Vai-te embora! Vai! digo. Mas já não me ouço. Talvez esteja já a dormir. Talvez já seja tudo um sonho. Talvez esteja a sonhar com uma dor-de-dentes e não me esteja a doer de verdade. Talvez o barulho que ouço na rua não seja de alguém a rondar a casa. Talvez esse vidro a partir-se não esteja mesmo a partir-se. Talvez essa luz que vejo a entrar pelo quarto não esteja mesmo aqui mas sim no meu sonho. Enfio-me mais dentro da cama e puxo o edredão mais para cima da cabeça. Tento pensar em qual foi o meu disco do ano. Qual foi o meu disco do ano?

[escrito directamente no facebook em 2019/12/13]

Sim, Mãe

Faltam quatro dias. Faltam quatro dias para o dia Um de Novembro. O Dia das Bruxas, do Bolinho e de Todos os Santos. Especialmente o Dia de Todos os Santos. O dia em que se veneram os mortos. Os mortos queridos ao lado dos Santos. Não que os mortos sejam Santos. Ou tivessem sido. Que porra de conversa, a minha.
Acordo ainda de noite. É quase de manhã mas ainda é de noite. Acordei antes da hora. Ando agitado. Aproxima-se o dia. E eu fico assim. Nervoso.
Já consigo distinguir algumas formas no quarto com a pouca luz que entra pelas janelas abertas.
Estou deitado na cama. O edredão tapa-me. Deixa-me a cabeça de fora. Os olhos circulam pelo quarto a tentar visualizá-lo através da pouca luz. Vejo uma massa escura sobre a cadeira ao fundo do quarto. Sei que são as calças que lá larguei mas, visto daqui, assim, com esta luz, parece uma massa disforme, talvez uma forma de vida alienígena. Um pouco de sugestão e parece-me que se mexe. Parece deslizar pelas costas da cadeira. Mas nunca chega ao chão.
A minha mãe vai telefonar-me hoje. Daqui a pouco. Quando estiver a sair do duche. Encharcado. Com frio. E o telemóvel a tocar. E eu vou atender e ela vai perguntar-me se eu vou ao cemitério. Se eu vou ao cemitério no dia Um de Novembro.
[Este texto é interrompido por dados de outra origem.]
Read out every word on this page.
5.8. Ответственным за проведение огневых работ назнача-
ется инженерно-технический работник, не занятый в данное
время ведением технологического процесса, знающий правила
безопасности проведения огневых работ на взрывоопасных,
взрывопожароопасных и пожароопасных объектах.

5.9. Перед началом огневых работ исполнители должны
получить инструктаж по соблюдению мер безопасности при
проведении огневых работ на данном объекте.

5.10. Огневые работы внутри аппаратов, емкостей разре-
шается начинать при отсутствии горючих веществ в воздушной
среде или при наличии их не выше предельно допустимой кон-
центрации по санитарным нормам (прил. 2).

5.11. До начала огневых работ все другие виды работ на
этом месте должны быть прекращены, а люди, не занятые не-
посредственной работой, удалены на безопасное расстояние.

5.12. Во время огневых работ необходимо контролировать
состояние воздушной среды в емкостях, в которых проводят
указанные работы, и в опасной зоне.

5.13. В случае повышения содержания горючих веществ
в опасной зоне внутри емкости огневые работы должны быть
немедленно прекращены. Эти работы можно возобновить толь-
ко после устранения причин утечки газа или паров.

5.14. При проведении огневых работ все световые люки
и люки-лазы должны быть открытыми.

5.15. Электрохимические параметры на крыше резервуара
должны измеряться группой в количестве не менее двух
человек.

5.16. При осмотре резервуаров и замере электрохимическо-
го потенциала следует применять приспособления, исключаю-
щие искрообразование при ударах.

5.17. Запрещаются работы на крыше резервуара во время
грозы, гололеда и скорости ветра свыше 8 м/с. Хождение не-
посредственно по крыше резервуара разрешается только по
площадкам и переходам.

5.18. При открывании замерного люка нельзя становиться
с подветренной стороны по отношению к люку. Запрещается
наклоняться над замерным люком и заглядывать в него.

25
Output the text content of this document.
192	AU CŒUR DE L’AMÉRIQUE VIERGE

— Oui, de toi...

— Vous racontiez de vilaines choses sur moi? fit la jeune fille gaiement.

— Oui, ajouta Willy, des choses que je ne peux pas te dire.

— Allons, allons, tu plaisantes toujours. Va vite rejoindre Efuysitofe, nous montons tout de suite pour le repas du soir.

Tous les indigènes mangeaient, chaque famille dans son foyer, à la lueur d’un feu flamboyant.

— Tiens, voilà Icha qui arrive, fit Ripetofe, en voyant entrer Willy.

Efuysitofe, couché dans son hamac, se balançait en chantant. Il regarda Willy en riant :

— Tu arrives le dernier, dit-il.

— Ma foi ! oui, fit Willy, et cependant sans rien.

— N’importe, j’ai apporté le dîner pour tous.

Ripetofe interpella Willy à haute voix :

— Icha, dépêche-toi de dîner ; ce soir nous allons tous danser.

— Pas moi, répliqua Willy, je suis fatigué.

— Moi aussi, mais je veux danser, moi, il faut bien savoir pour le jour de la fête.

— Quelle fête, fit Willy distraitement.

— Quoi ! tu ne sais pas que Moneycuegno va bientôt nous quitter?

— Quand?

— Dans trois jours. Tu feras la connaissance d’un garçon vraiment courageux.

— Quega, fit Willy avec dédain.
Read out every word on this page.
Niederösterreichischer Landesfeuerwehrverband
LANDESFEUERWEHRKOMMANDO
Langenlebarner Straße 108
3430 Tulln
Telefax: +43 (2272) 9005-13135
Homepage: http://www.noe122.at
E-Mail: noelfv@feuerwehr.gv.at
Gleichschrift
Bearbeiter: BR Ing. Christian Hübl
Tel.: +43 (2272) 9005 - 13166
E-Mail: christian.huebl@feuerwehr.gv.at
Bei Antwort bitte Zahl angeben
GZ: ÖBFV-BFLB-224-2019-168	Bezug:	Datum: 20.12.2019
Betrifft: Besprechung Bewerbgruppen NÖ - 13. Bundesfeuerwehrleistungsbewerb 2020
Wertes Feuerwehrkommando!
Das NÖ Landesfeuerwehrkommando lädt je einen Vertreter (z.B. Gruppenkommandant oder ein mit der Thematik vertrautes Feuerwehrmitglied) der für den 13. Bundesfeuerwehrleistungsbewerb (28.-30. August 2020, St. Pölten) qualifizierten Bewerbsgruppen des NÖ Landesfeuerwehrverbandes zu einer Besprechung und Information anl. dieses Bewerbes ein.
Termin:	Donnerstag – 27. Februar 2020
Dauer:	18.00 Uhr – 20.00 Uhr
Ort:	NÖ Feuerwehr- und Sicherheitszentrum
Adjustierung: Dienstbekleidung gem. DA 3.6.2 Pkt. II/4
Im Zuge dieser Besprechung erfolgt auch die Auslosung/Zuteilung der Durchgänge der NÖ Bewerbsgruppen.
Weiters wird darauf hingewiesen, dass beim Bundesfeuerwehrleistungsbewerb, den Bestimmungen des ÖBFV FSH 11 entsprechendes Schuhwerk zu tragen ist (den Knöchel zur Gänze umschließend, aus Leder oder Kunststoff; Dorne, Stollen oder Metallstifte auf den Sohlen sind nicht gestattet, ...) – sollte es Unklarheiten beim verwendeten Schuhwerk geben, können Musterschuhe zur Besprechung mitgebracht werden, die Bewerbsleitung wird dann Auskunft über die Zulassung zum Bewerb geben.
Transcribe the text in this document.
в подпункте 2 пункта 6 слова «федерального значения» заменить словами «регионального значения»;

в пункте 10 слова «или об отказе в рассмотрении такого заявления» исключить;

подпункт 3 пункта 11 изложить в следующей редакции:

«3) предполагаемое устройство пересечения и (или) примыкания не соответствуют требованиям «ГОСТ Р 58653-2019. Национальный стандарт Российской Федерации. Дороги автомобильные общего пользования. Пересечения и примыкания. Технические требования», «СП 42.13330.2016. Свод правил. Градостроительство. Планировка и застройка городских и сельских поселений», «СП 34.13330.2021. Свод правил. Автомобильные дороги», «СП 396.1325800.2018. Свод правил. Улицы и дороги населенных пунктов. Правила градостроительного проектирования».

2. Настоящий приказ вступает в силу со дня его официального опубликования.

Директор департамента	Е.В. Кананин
E eu vou dizer que sim, que Vou sim, mãe. E ela vai perguntar se quero que vá comigo. E eu vou dizer que não. Que prefiro ir sozinho. Prefiro ir sozinho, mãe. E ela vai fingir que acredita. E eu vou fingir que ela não sabe que vou ficar na cama. Que vou ficar o dia e a noite, inteiros, na cama, a imaginar que ela não morreu, que está aqui, aqui ao pé de mim, a rir-se comigo de tudo isto. E vai telefonar amanhã com a mesma conversa. E todos os dias até ao dia Um para ver se consegue que eu saia de casa e vá ao cemitério levar-lhe umas flores e dizer-lhe adeus. A minha mãe acha que eu devo dizer-lhe adeus. Mas eu não consigo. Não consigo dizer-lhe adeus. Porque ela está aqui, aqui ao meu lado, na cama, quentinha, quentinha como ela estava sempre debaixo do edredão, e eu tinha de me chegar a ela para me aquecer, que tenho sempre os pés frios e ela gritava comigo quando eu lhe tocava com os pés frios, mas ficavam logo quentes mal lhe tocavam porque ela estava sempre quente, a ferver, e fervia-me a mim ao mínimo contacto com o seu corpo branco, limpo, cheiroso e quente. Um cheiro a conforto. Um cheiro de colo. E ainda baloiço no seu colo. No seu colo quente e acolhedor. Um colo-casa. Uma casa que não quero perder.
Não posso dizer adeus. Não quero dizer adeus.
E a minha mãe vai telefonar-me para saber e eu vou dizer-lhe que sim. E ambos sabemos que estarei a mentir mas que não posso fazer de outra maneira.
Apetece-me um cigarro.
Ponho a mão fora do edredão. Agarro num cigarro. Agarro no isqueiro. Acendo o cigarro. Sinto o fumo a encher-me os pulmões. Sinto a cabeça a andar à roda. Fico um pouco mal disposto. Olho o fumo a sair da minha boca, olho o fumo a sair do cigarro incandescente, e subir até ao tecto do quarto e depois espalhar-se em mil e um pedaços de fios e desaparecer da minha vista. Fica lá o cheiro. O cheiro enjoativo do tabaco fumado de manhã, antes de comer, antes de beber café, antes ainda de tomar banho e penso que ando parvo. Ando a fazer parvoíces. Nunca tinha fumado na cama. Não gosto de fumar na cama. E no entanto… Penso que esta solidão a que me forcei nestes últimos anos me está a deixar parvo.
E é então que sinto o cheiro das torradas e do café acabado de fazer, que se sobrepõem ao cheiro acre do tabaco, e vejo-a entrar radiante, um sol de Inverno que entra pelo quarto dentro, deposita uma pequena bandeja como o café, umas torradas já barradas com manteiga e um solitário com uma rosa escura roubada já hoje de manhã no jardim da vizinha. Depois dá-me um beijo na face e volta a desaparecer de novo. Levando o brilhante sol de Inverno com ela. E regressa o cheiro do tabaco.
Cai um pouco de tabaco incandescente na cama e fura o edredão. Eu olho para o buraco. Não tenho reacção. Podia dizer Foda-se! podia dizer Que merda! mas não digo nada. Limito-me a olhar para o edredão queimado e ver o buraco a alastrar. Até parar. Estou indiferente.
Acabo de fumar o cigarro. Apago-o. Levanto-me da cama. Abro a janela. Está frio na rua. E deixo o frio entrar no quarto. E vou para a casa-de-banho tomar o duche e preparar-me para o telefonema da minha mãe. E exercito a voz. Sim, mãe. Estou acordado, sim. Sim, vou ao cemitério. Não, mãe. Prefiro ir sozinho. Sim, mãe.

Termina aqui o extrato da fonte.